Le clergé de Saint-Omer pendant la révolution (1789-1802)

 

L’ancien clergé

le diocèse de Saint-Omer, héritier des plus riches débris du vieux diocèse de Thérouanne, malgré son périmètre très restreint et le nombre modeste de ces paroisses (104) était peut-être le plus abondamment pourvu de ressources pieuses.

Le Chapitre de Saint-Omer se composait de 16 bénéficiers, de 8 enfants de chœur, de 4 dabo, d’un certain nombre de chantres, de 10 musiciens, de 5 massiers, de plusieurs clochemans, de garçons de fabrique, de suisses, de carillonneurs et d’employés divers.

La cathédrale de Saint-Omer était surtout remarquable par le trésor sacré qu’elle possédait.

Le Chapitre de Saint-Omer avait toute autorité dans son enclos et sur ses habitants ; l’appel de ses jugements n’était reçu que devant le Conseil d’Artois.

Les conférences ecclésiastiques furent établies à Saint-Omer en 1680. Le diocèse de Saint-Omer fut divisé en 16 conférences se tenant pendant 8 mois de l’année.

Pour éviter les dépenses et autres inconvénients, presque inséparables des repas qui se font en semblables occasions, il était défendu de boire et de manger ensemble au jour et au lieu de la conférence, qui se tenait à l’église, de midi à 2h30.

 

En cas de faute canonique ou de quelque délit de droit commun, le prêtre coupable comparaissait devant l’officialité diocésaine.

Il ne se prononçait que sur les infractions relatives aux vœux de religion, aux sacrements, à la discipline, qui n’encouraient que des peines canoniques.

Quant aux délits qui troublaient l’ordre public, l’official pouvait en faire l’instruction conjointement avec le juge civil, mais ce dernier seul pouvait les juger.

 

Le séminaire le plus florissant et le plus riche des 3 diocèses était celui de Saint-Omer.

D’après l’état dressé officiellement le 29 octobre 1790, il renfermait 21 séminaristes et 28 humanistes.

L’évêque y avait son quartier, où étaient logés 3 chanoines.

Son personnel comprenait un président (chanoines), un économe, un sous-économe, 2 professeurs de théologie, un sous président et un préfet des humanistes.

Ses ressources s’élevaient à plus de 22 000 livres de revenu annuel.

 

Le collège des boursiers de Saint Bertin était celui qui se rapprochait le plus des séminaires diocésains.

On y comptait encore, outre les 40 boursiers, 24 pensionnaires.

Comme le costume des écoliers était une soutane en drap rouge avec des manches blanches, cet établissement portait encore communément le nom de collège des Blanches Manches.

 

Saint-Omer possédait, en outre, le collège Français et le collège Anglais.

Le collège Français, fondé par Philippe II en 1566, était dirigé par les Jésuites et avait pris un réel essor.
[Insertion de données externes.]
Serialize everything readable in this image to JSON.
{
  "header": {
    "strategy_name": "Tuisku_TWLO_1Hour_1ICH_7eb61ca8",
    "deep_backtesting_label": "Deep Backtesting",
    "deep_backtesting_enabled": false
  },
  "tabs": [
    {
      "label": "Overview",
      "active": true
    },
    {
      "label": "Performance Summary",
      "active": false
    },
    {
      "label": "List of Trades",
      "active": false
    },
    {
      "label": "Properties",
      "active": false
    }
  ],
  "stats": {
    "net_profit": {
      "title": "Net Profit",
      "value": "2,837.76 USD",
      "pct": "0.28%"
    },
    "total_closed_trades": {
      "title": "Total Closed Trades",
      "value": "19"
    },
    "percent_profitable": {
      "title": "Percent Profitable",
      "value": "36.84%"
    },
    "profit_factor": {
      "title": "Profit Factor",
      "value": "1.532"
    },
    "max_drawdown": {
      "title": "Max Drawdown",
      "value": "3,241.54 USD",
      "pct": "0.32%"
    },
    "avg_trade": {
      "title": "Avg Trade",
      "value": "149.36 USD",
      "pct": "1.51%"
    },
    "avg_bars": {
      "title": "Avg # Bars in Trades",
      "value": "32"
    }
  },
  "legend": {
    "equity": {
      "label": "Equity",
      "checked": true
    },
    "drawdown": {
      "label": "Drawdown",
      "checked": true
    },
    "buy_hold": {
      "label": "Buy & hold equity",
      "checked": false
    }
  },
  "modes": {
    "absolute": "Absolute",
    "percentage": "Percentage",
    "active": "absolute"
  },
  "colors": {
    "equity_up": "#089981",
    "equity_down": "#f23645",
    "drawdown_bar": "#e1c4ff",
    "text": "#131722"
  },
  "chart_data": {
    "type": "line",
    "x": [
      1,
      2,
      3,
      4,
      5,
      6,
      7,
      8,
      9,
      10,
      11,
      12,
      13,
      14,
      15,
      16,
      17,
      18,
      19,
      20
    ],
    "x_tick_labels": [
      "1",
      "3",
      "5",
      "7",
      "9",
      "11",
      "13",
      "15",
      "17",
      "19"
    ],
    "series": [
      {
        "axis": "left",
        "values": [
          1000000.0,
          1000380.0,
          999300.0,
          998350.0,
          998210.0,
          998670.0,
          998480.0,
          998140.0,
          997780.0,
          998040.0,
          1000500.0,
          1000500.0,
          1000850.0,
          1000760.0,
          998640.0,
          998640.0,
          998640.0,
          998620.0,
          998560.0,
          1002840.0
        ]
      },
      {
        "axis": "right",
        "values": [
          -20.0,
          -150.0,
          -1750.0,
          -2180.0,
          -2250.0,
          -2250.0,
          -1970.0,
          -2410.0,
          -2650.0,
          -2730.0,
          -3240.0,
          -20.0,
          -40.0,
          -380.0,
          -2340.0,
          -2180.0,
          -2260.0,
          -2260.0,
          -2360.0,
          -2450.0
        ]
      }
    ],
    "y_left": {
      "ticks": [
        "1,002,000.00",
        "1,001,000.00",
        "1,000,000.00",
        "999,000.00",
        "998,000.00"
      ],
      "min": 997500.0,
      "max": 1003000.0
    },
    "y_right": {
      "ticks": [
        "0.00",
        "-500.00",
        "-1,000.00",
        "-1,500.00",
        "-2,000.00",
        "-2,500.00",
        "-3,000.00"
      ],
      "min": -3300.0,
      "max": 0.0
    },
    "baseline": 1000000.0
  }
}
On peut dire que cette maison d’instruction était une des plus belles du Nord de la France.

L’instruction y était absolument gratuite ; on n’exigeait des élèves que 24 sous, payables en 2 termes, pour les réparations nécessitées par les dégradations.

 

Quant aux écoles populaires, Saint-Omer possédait, pour les garçons, l’école des Frères qui s’installèrent en 1720 ;

et pour les filles, les écoles tenues par les Sœurs du Soleil et les Sœurs Grises.

 

 

Schisme. -Les 2 clergés. -Première persécution.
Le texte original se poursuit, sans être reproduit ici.